Suasana indah nan sejuk diiringi suara angin yang bersiul menggerakkan dedaun kelapa yang disambut suara ombak yang berisik menelisik di daun telinga. Siapa saja yang melihat dan merasakannya pasti akan senang dan nyaman dan bisa jadi mereka tidak mau pulang ke rumah asalnya.
Di dalam keindahan alam tersebut Elora berjalan dalam cipratan air laut yang menggelikan. Samar-samar ia melihat dua sosok yang telah melahirkan dan membesarkan dirinya di dunia ini. Ia mencoba mengejar sosok itu. dan berteriak agar mereka mengetahui keberadaanya.
"Ayah... Bunda…!"
Elora memanggil dengan sekuat tenaga, seperti ada yang sesak di dadanya namun ia menghiraukan rasa itu.
"Ayah… Bunda… Elora di sini!" teriaknya lagi. Namun ayah dan ibunya sama sekali tidak menoeh kebelakang.
Elora pun mencoba mendekatinya namun langkahnya seperti berat, langkahnya sangat lamban. Beberapa saat kemudian ia berhasil menuju ayah dan bundanya. Ia hendak menyentuh pundak ayah dan bundanya namun mereka tiba-tiba membalikkan badan dengan tersenyum sedih.

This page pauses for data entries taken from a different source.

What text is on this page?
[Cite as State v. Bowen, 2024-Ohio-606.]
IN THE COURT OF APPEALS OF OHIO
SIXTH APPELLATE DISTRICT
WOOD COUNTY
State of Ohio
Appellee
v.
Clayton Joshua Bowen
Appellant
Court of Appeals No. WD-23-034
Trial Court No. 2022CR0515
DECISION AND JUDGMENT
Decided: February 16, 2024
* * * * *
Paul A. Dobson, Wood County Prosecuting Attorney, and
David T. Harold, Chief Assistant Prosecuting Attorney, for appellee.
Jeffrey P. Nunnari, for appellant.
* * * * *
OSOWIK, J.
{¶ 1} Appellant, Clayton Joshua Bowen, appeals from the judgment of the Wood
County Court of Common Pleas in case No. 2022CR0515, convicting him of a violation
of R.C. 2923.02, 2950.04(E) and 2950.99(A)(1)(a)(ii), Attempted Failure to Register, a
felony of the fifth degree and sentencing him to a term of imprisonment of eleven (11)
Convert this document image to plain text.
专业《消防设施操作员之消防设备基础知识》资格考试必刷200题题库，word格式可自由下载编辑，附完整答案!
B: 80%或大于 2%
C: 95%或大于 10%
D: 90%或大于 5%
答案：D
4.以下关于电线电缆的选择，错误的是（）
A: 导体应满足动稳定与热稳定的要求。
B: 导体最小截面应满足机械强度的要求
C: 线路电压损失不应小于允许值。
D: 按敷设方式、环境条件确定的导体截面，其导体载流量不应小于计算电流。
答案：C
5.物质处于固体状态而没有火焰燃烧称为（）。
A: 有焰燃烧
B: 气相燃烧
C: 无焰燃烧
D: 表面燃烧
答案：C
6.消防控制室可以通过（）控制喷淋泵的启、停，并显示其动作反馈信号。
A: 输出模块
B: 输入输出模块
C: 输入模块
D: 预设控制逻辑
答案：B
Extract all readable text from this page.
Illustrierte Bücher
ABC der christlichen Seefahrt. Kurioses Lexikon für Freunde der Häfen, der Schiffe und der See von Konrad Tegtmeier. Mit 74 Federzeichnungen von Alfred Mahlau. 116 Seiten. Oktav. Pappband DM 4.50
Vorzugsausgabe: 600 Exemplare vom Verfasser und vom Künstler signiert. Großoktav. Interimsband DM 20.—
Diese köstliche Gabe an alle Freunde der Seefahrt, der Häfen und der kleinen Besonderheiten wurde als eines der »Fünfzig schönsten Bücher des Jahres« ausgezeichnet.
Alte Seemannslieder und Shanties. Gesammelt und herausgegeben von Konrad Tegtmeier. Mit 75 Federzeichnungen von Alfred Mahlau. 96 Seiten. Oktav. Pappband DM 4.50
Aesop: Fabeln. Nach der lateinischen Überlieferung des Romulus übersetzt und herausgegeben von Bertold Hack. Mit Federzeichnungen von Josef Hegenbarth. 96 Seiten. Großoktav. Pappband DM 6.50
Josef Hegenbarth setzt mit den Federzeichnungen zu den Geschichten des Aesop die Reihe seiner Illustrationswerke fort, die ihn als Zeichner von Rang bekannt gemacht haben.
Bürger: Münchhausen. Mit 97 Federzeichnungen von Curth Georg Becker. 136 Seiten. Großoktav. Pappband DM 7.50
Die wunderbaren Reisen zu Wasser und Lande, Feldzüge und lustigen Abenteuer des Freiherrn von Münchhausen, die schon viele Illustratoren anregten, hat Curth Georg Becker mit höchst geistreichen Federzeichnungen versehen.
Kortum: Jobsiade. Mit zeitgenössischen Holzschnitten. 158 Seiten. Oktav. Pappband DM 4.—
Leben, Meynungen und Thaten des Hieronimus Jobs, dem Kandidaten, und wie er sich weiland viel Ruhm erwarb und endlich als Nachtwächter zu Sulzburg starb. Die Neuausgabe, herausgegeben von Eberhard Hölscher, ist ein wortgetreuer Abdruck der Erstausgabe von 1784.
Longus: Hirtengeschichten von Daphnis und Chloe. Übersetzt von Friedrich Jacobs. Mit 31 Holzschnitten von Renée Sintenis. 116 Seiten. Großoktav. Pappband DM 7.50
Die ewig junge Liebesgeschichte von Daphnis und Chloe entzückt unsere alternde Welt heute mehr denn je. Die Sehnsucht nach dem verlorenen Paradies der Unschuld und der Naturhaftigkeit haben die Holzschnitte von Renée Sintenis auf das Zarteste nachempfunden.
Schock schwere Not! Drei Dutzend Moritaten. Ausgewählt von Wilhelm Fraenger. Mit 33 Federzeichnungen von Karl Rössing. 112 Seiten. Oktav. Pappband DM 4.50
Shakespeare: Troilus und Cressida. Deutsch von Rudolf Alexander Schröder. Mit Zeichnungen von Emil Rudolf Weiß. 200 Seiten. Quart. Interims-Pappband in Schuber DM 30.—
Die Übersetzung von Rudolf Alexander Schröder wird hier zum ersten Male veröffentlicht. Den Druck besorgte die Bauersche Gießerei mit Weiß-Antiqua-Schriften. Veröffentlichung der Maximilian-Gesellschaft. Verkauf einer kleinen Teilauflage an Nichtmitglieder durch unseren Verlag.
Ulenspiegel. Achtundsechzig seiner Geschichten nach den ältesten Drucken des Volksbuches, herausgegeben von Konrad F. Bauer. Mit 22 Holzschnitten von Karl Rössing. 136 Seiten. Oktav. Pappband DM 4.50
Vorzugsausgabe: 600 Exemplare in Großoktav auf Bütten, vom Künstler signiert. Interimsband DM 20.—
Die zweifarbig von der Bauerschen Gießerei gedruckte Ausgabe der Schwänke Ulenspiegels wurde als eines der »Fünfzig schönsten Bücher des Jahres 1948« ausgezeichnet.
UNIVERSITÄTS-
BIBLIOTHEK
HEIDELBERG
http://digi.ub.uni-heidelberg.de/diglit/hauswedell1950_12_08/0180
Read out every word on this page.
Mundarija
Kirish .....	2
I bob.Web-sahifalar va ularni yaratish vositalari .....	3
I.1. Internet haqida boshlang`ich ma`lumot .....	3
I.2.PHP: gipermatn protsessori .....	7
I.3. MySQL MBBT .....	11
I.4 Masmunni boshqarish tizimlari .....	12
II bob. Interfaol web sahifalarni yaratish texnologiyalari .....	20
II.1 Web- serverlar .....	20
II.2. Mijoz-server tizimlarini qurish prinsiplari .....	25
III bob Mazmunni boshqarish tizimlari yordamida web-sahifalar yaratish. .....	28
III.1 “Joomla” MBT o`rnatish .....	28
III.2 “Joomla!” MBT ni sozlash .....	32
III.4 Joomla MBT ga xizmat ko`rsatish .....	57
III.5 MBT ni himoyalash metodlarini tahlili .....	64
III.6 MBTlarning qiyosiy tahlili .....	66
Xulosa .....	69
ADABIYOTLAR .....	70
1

"Ah akhirnya bunda dan ayah melihat kebelakang," ujar Elora dengan ngos-ngosan.
"Elora," panggil Kinaya.
"Iya bunda?"
"Maafin ayah dan bunda ya..."
Elora tidak mengerti apa maksud ayah dan bundanya.
"Maksud bunda apa? Ayo kita kembali, udaranya sangat dingin bunda."
Elora ingin mengajak mereka berdua pulang sebab angina semakin berhembus kencang. Awan pun mulai gelap, pohon kelapa yang tadi hanya bergoyang sedikit kini nampak berguncang dengan hebat.
"Ayah dan bunda akan tetap disini. Elora pulanglah," ucap Vandigo.
Elora semakin tak mengerti ucapan dari ayah dan ibunya. Sedetik kemudian ia memandang separuh tubuh mereka yang tenggelam dalam air laut.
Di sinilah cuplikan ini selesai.